Stormy and I miss you to pieces but we're getting along all right. We're both engaged in useful war work: While I'm away building Flying Fortresses she's curled up in a box next to the furnace, dozing in the warmth of the pilot light. She needs to rest up from an exhausting night's labor of keeping the bed warm enough for me to turn the heat down to government-recommended levels.
We both enjoy listening to the radio, but we seem to have different tastes. I dance around the kitchen to Artie Shaw while I'm cooking, but Stormy hides under the coffee table and won't come out until I put on something quieter like Glenn Miller. We do sit together on the couch during news broadcasts. Stormy seems particularly attentive when Churchill's on; it must be the British accent.

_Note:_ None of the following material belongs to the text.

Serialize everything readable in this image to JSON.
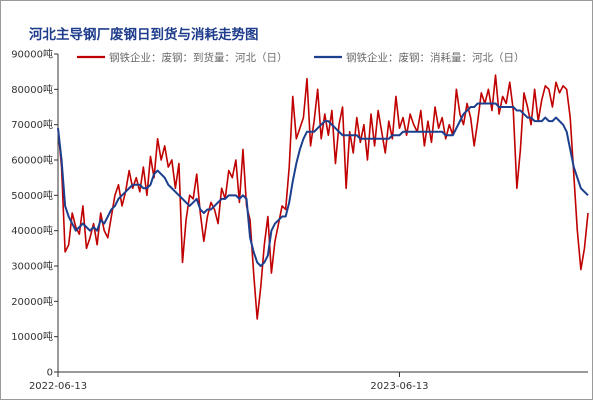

Of course we both hang on every word about New Guinea. It seems you and the other flyers and Allied troops are having great success. I'm glad the Japanese have been pushed out of Buna (I know more now about the geography of New Guinea than I do of New York), and I hope they'll soon be gone from the rest of the island and the whole of the Pacific.
I know you've got to be brave, but please fly carefully. Stormy and I are counting on you to come home in one piece. When you do, we'll dance around the kitchen together like this whole war never happened.